The author’s descriptive skills come to the fore as she shows us each of the inhabitants of these rooms through ghostly Rachel’s eyes:
He is tall, well over six feet, and reed thin. He looks to be in his late fifties, but his face bears no lines. His skin is loose and transparent. He reminds me of one of Madame Tussauds’ wax-work creations, one that was left in the heat for so long it has begun to melt. A tiny silver skull pierces the top of his right ear. His left arm is tattooed from wrist to elbow with whirling designs, Celtic knots interwoven with Russian characters. The tattoo looks like a loose silk sleeve gently clinging to bone. He is bald, without a single hair on his head or arms.
In addition to Kae’s first person perspective there are also chapters which are excerpts from her diary and these help to fill in the back story of Kae’s unfortunate life and her husband’s death, leading up to her grisly murder.
The Ghosts of Thorwald Place is a spine-tingling story – the simmering tension is built up well, particularly when Kae visits the spooky basement where she encounters some other ghosts, including a scary little girl, and amongst the living when the domestic abuse scenes appear about to boil over.
I had thought that my story was unique, but it seems as if everyone in this building has a strangely tragic story, one wrought with mystery and misery.
Kae is unsure why her ghost cannot move on and feels there must be a purpose to her being left tethered to the elevator in an apartment full of mysteries. If she can only work out what that purpose is maybe she will finally be able to rest easy and move on.
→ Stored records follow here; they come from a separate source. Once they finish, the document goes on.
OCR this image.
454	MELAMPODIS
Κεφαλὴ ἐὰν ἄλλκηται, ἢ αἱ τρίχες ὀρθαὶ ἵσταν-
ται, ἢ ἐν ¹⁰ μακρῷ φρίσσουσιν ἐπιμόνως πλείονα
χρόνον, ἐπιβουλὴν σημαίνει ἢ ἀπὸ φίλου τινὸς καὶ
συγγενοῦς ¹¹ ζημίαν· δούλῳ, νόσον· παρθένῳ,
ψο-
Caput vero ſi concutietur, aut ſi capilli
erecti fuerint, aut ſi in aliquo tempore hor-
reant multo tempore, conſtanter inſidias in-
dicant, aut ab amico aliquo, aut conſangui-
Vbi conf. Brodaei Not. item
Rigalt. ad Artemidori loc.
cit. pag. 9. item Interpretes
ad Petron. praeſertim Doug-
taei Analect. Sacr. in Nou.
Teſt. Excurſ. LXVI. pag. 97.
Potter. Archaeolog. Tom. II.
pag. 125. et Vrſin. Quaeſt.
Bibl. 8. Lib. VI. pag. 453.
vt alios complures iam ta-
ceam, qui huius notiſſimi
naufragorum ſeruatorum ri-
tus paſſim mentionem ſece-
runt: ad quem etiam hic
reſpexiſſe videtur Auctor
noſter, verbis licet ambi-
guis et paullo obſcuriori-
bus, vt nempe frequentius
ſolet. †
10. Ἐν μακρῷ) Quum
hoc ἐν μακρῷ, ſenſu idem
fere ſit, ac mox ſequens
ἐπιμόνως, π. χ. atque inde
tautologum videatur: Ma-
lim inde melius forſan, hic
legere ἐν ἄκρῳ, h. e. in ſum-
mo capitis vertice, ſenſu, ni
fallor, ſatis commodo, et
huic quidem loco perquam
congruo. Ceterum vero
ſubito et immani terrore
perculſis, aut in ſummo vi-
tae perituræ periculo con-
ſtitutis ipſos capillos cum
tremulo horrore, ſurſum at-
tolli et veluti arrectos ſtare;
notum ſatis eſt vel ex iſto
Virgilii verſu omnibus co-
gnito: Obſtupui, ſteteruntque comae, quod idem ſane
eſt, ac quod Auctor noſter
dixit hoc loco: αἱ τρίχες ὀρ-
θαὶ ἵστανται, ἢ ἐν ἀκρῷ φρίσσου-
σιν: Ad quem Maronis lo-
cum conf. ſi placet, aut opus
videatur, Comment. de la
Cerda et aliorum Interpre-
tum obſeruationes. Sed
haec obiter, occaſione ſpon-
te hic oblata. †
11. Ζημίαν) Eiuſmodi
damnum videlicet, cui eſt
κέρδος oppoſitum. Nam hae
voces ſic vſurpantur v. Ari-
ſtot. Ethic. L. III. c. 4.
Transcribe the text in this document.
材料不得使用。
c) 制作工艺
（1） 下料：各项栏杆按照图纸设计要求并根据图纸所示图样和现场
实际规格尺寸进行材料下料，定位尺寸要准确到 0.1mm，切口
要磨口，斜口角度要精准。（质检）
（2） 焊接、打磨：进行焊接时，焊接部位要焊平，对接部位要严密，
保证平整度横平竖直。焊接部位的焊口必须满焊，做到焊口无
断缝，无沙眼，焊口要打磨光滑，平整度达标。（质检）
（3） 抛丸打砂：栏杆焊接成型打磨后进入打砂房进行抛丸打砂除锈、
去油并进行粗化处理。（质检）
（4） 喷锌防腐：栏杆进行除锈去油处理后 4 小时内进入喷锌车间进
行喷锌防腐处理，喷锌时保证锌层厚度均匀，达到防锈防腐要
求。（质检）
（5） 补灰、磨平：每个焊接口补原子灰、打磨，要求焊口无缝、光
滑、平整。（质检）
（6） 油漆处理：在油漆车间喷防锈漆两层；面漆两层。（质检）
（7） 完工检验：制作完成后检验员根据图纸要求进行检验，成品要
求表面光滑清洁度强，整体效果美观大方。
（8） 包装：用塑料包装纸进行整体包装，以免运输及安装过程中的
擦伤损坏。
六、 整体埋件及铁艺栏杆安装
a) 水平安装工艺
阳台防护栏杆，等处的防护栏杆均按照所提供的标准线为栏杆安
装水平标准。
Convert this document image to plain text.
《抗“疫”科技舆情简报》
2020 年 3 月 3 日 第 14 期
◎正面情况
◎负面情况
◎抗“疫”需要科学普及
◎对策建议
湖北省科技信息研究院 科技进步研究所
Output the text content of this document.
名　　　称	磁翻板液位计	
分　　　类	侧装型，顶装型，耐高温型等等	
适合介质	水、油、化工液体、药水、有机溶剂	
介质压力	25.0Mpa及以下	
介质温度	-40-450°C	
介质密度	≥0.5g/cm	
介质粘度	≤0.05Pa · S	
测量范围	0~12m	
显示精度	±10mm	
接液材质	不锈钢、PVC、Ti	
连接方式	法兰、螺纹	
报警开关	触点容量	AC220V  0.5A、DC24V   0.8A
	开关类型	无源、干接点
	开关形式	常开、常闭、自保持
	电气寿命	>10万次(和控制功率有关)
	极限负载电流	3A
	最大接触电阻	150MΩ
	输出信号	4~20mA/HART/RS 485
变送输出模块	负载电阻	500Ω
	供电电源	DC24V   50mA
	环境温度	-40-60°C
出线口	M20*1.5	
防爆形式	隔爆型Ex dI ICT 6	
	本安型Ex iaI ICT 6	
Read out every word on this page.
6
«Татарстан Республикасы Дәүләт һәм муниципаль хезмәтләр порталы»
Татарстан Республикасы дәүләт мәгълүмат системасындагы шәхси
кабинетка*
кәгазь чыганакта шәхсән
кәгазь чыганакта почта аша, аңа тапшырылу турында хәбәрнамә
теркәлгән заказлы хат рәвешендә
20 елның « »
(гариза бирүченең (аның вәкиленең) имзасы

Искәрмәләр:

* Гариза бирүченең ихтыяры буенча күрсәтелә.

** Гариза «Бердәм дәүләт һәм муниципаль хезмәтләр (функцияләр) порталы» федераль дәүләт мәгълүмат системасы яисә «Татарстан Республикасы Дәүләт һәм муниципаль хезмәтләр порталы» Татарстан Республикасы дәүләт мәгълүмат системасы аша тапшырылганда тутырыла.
I know the secrecy, the darkness, the evil everyone harbors inside. What they all keep locked away, behind closed doors.
I recommend this story to fans of ghost stories and mysteries. The intriguing puzzles of what is really going on inside each of the apartments are gripping and will keep you reading, following the clues to the identity of Kae’s murderer. There are more than a few twists to this story and the reveal of the murderer’s identity took me by surprise.
About the Author
Helen Power is an academic librarian living in Saskatoon, Canada. In her spare time, she haunts deserted cemeteries, loses her heart to dashing thieves, and cracks tough cases, all from the comfort of her writing nook. She has several short story publications, including ones in Suspense Magazine,
Hinnom Magazine, and Dark Helix Press’s Canada 150 anthology, “Futuristic Canada”. Her stories range from comedy to horror, with just a hint of dystopia in between. The Ghosts of Thorwald Place is her first novel.